Relaxed Breach Reporting Obligations

The GDPR currently requires organisations to report any personal data breach within 72 hours unless it is “unlikely to result in a risk” to data subjects. The Omnibus would ease this burden by requiring notification only when a breach is likely to pose a “high risk” to individuals’ rights and freedoms and would allow controllers up to 96 hours from detection to report it.


AI Act

Extended Timelines for High-Risk AI Compliance

The AI Act’s compliance deadlines for high-risk AI systems would be pushed back. The new long-stop dates extend timelines by up to six months for certain high-risk use cases and twelve months for systems embedded in or comprising regulated products, but to no later than 2 December 2027 and 2 August 2028.

Expanded Basis for AI Debiasing

A new narrow derogation will allow all systems to use sensitive data in AI training for bias detection and correction. It also lowers the bar to trigger this provision from “strictly necessary” to “necessary,” provided that safeguards are in place to prevent misuse or unauthorised access to sensitive data.

Grace Period for AI Transparency Requirements

Providers of AI systems that produce synthetic audio, images, video, or text would benefit from a grace period of six months until 2 February 2027 to ensure their outputs are identifiable as artificially generated, using machine-readable markers such as watermarks or metadata identifiers.

Streamlined Obligations for SMEs and Mid-Cap Companies

Reliefs currently available to SMEs under the AI Act will extend to mid-cap companies, such as simplified documentation obligations and proportional fines. Current quality management system concessions for micro-enterprises will now cover all SMEs and mid-cap companies, with requirements scaled to the organisation’s size.


Data Act and Other Laws

Enhanced Safeguards Against Trade Secret Disclosures

The Omnibus tightens trade secret protections under the Data Act by giving data holders a clear right to refuse disclosure where there is a high risk that their trade secrets could be unlawfully accessed, used or leaked to third countries with weaker safeguards. Crucially, this risk test also covers EU-based entities under the direct or indirect control of companies in third countries that do not offer equivalent protections, closing a loophole that previously left businesses’ intellectual property exposed.

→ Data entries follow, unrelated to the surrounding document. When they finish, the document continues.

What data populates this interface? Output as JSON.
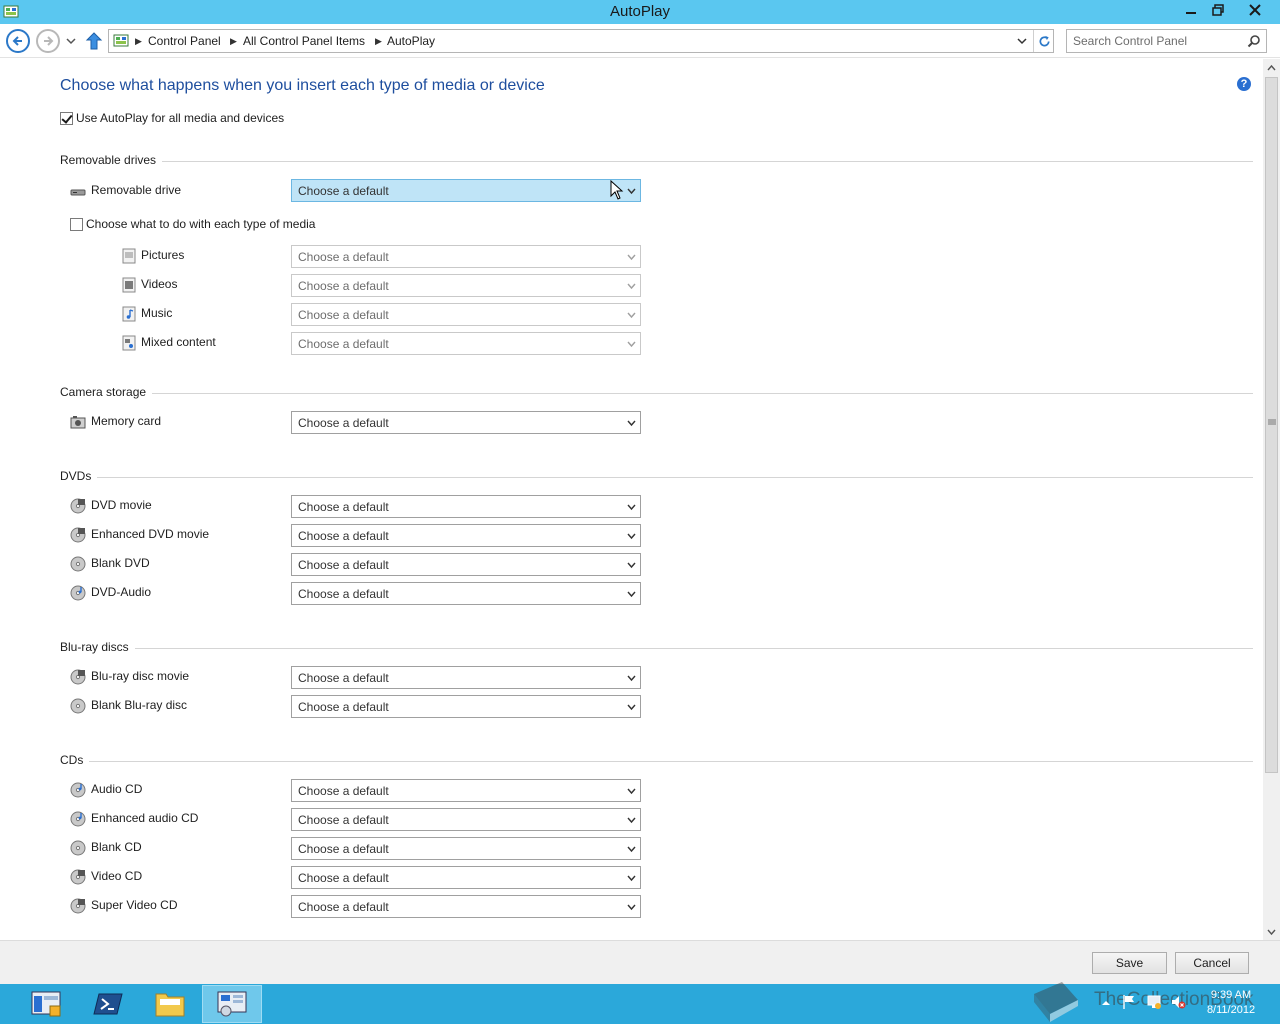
{
  "window": {
    "title": "AutoPlay",
    "controls": {
      "minimize": "minimize-icon",
      "maximize": "restore-icon",
      "close": "close-icon"
    }
  },
  "address": {
    "crumbs": [
      "Control Panel",
      "All Control Panel Items",
      "AutoPlay"
    ],
    "search_placeholder": "Search Control Panel"
  },
  "page": {
    "title": "Choose what happens when you insert each type of media or device",
    "use_autoplay_label": "Use AutoPlay for all media and devices",
    "use_autoplay_checked": true,
    "default_option": "Choose a default"
  },
  "sections": {
    "removable": {
      "title": "Removable drives",
      "drive_label": "Removable drive",
      "each_media_label": "Choose what to do with each type of media",
      "each_media_checked": false,
      "media": [
        "Pictures",
        "Videos",
        "Music",
        "Mixed content"
      ]
    },
    "camera": {
      "title": "Camera storage",
      "items": [
        "Memory card"
      ]
    },
    "dvds": {
      "title": "DVDs",
      "items": [
        "DVD movie",
        "Enhanced DVD movie",
        "Blank DVD",
        "DVD-Audio"
      ]
    },
    "bluray": {
      "title": "Blu-ray discs",
      "items": [
        "Blu-ray disc movie",
        "Blank Blu-ray disc"
      ]
    },
    "cds": {
      "title": "CDs",
      "items": [
        "Audio CD",
        "Enhanced audio CD",
        "Blank CD",
        "Video CD",
        "Super Video CD"
      ]
    }
  },
  "buttons": {
    "save": "Save",
    "cancel": "Cancel"
  },
  "taskbar": {
    "clock_time": "9:39 AM",
    "clock_date": "8/11/2012",
    "watermark": "TheCollectionBook"
  },
  "colors": {
    "titlebar": "#5ac7f0",
    "taskbar": "#2ba8da",
    "heading": "#1e4e9e",
    "hover": "#bfe4f7"
  }
}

Exemptions for Custom-Made Cloud Services

A new carve-out exempts providers of custom-made cloud services from most Data Act switching requirements. Highly customised data processing services that are not offered “off the shelf,” and are supplied under contracts concluded before or on 12 September 2025, would fall outside most of the obligations on cloud switching and data portability.

Unified Breach Notifications

The Omnibus plans to consolidate the current patchwork of breach reporting requirements through a single-entry point, complementing the broader move to simplify GDPR breach-reporting duties. Under this model, affected entities would submit one report through a unified EU portal, which would then be routed to the relevant authorities across all applicable frameworks, comprising the GDPR, the NIS 2 Directive, the Digital Operational Resilience Act, the Cyber Resilience Act and the Critical Entities Resilience Directive.


Looking Ahead

As the Omnibus is still in draft form, there are no immediate actions required before its provisions become enforceable.

Many of the amendments are still tightly scoped, so the practical benefits may be limited, but they signal to the wider market that the EU digital regime is now focused on AI growth; a clear shift in Brussels’ stance from the caution of previous years. For most, the question now is not whether a streamlined digital acquis is necessary—it is—but whether the EU’s reforms will continue to set market standards rather than merely chase them. We will watch this space and provide updates as they arise.